Ho sempre sognato di poter stare in mezzo al mare, e farne, di tanto in tanto, il mio lavoro, lontano da tutto e allo stesso tempo parte di una novella e picciola comunità, che galleggia insieme, puntolino asciutto in mezzo all'oceano.
Sarà per un'innumerevole serie di ragioni, da Venezia, a Trieste, dal Puntigiglio, alle estati, ma ho sempre immaginato come sarebbe stato bello, sapere più o meno come fare, a misurare il mare, le sue correnti, il suo girovagare, e lasciare il porto, ed effettivamente farlo.
I giorni di lavoro a bordo sono così pieni di cose da fare, misure da controllare, il tempo è scandito dai pasti, ma si lavora in turno prima di colazione, sicuramente dopo cena, a volte anche di notte.
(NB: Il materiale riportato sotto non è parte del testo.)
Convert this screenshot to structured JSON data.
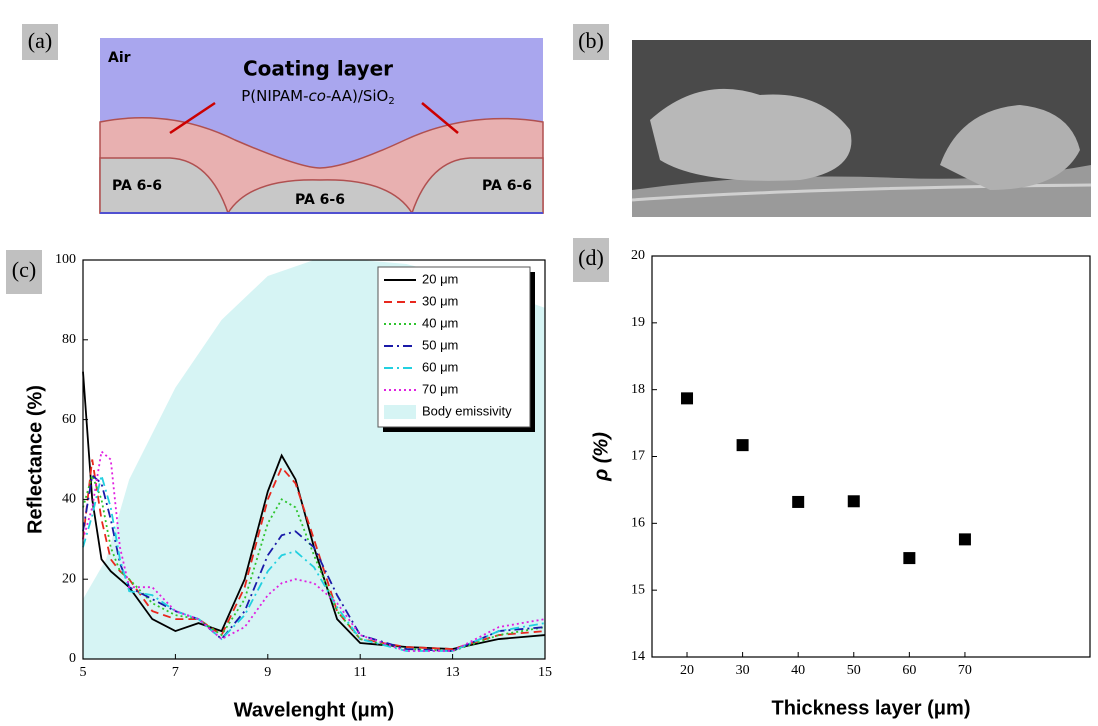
{
  "panels": {
    "a": {
      "label": "(a)",
      "air": "Air",
      "title": "Coating layer",
      "formula": [
        "P(NIPAM-",
        "co",
        "-AA)/SiO",
        "2"
      ],
      "substrate": [
        "PA 6-6",
        "PA 6-6",
        "PA 6-6"
      ]
    },
    "b": {
      "label": "(b)"
    },
    "c": {
      "label": "(c)"
    },
    "d": {
      "label": "(d)"
    }
  },
  "chart_data": [
    {
      "type": "line",
      "xlabel": "Wavelenght (μm)",
      "ylabel": "Reflectance (%)",
      "x": [
        5.0,
        5.2,
        5.4,
        5.6,
        5.8,
        6.0,
        6.5,
        7.0,
        7.5,
        8.0,
        8.5,
        9.0,
        9.3,
        9.6,
        10.0,
        10.5,
        11,
        12,
        13,
        14,
        15
      ],
      "xlim": [
        5,
        15
      ],
      "xticks": [
        5,
        7,
        9,
        11,
        13,
        15
      ],
      "ylim": [
        0,
        100
      ],
      "yticks": [
        0,
        20,
        40,
        60,
        80,
        100
      ],
      "legend": "upper right",
      "series": [
        {
          "name": "20 μm",
          "color": "#000000",
          "dash": "solid",
          "values": [
            72,
            40,
            25,
            22,
            20,
            18,
            10,
            7,
            9,
            7,
            20,
            42,
            51,
            45,
            28,
            10,
            4,
            3,
            2.5,
            5,
            6
          ]
        },
        {
          "name": "30 μm",
          "color": "#e8281e",
          "dash": "dashed",
          "values": [
            30,
            50,
            35,
            25,
            22,
            20,
            12,
            10,
            10,
            6,
            18,
            40,
            48,
            44,
            30,
            12,
            5,
            3,
            2.5,
            6,
            7
          ]
        },
        {
          "name": "40 μm",
          "color": "#2ec42e",
          "dash": "dotted",
          "values": [
            38,
            46,
            40,
            28,
            22,
            20,
            14,
            11,
            10,
            6,
            15,
            34,
            40,
            38,
            26,
            12,
            5,
            2.5,
            2,
            6,
            8
          ]
        },
        {
          "name": "50 μm",
          "color": "#1a1aa8",
          "dash": "dashdot",
          "values": [
            32,
            46,
            44,
            35,
            24,
            18,
            15,
            12,
            10,
            5,
            12,
            26,
            31,
            32,
            28,
            16,
            6,
            2.5,
            2,
            7,
            8
          ]
        },
        {
          "name": "60 μm",
          "color": "#22d0e0",
          "dash": "dashdot",
          "values": [
            28,
            36,
            46,
            38,
            25,
            17,
            16,
            12,
            10,
            5,
            11,
            22,
            26,
            27,
            23,
            13,
            5,
            2,
            2,
            7,
            9
          ]
        },
        {
          "name": "70 μm",
          "color": "#e020e0",
          "dash": "dotted",
          "values": [
            30,
            38,
            52,
            50,
            28,
            18,
            18,
            12,
            10,
            5,
            8,
            16,
            19,
            20,
            19,
            14,
            6,
            2,
            2,
            8,
            10
          ]
        },
        {
          "name": "Body emissivity",
          "color": "#d6f4f4",
          "type": "area",
          "x": [
            5,
            5.5,
            6,
            7,
            8,
            9,
            10,
            11,
            12,
            13,
            14,
            15
          ],
          "values": [
            15,
            25,
            45,
            68,
            85,
            96,
            100,
            100,
            99,
            96,
            92,
            88
          ]
        }
      ]
    },
    {
      "type": "scatter",
      "xlabel": "Thickness layer (μm)",
      "ylabel": "ρ (%)",
      "x": [
        20,
        30,
        40,
        50,
        60,
        70
      ],
      "values": [
        17.87,
        17.17,
        16.32,
        16.33,
        15.48,
        15.76
      ],
      "color": "#000000",
      "xlim": [
        13.7,
        92.5
      ],
      "xticks": [
        20,
        30,
        40,
        50,
        60,
        70
      ],
      "ylim": [
        14,
        20
      ],
      "yticks": [
        14,
        15,
        16,
        17,
        18,
        19,
        20
      ]
    }
  ]
}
Così i giorni fanno presto a gocciolare via, che quasi non mi accorgo che ora sono proprio su una nave, da due settimane non si vede altro che acqua, e sto decidendo dove andare, e cosa fare una volta arrivati in un punto speciale di questo oceano, che a guardarlo così è acqua come gli altri, ma io so che è speciale.
Fan presto le ore e i giorni a scorrere via, che quasi quasi non mi rendo conto che sono qui, ora, che son soddisfazioni, e che, sì, sono contenta.
Me lo ricorda S., a petto nudo nel sole tropicale, un dito pagato al suo lavoro precedente, nei freddi pescherecci del Mare del Nord, sposta con la gru enormi strumenti. Mi guarda e mi dice (in olando-inglese): "Sai Anna, quando ero un ragazzino ho sempre sognato di poter lavorare con le gru, ne avevo anche una giocattolo, in miniatura. Ed ora, eccomi qua!" E sorride, e sposta ancore da una tonnellata.
E anch'io sorrido, perché i giorni non gocciolano via invano, tutti quanti abbiamo una rotta da seguire.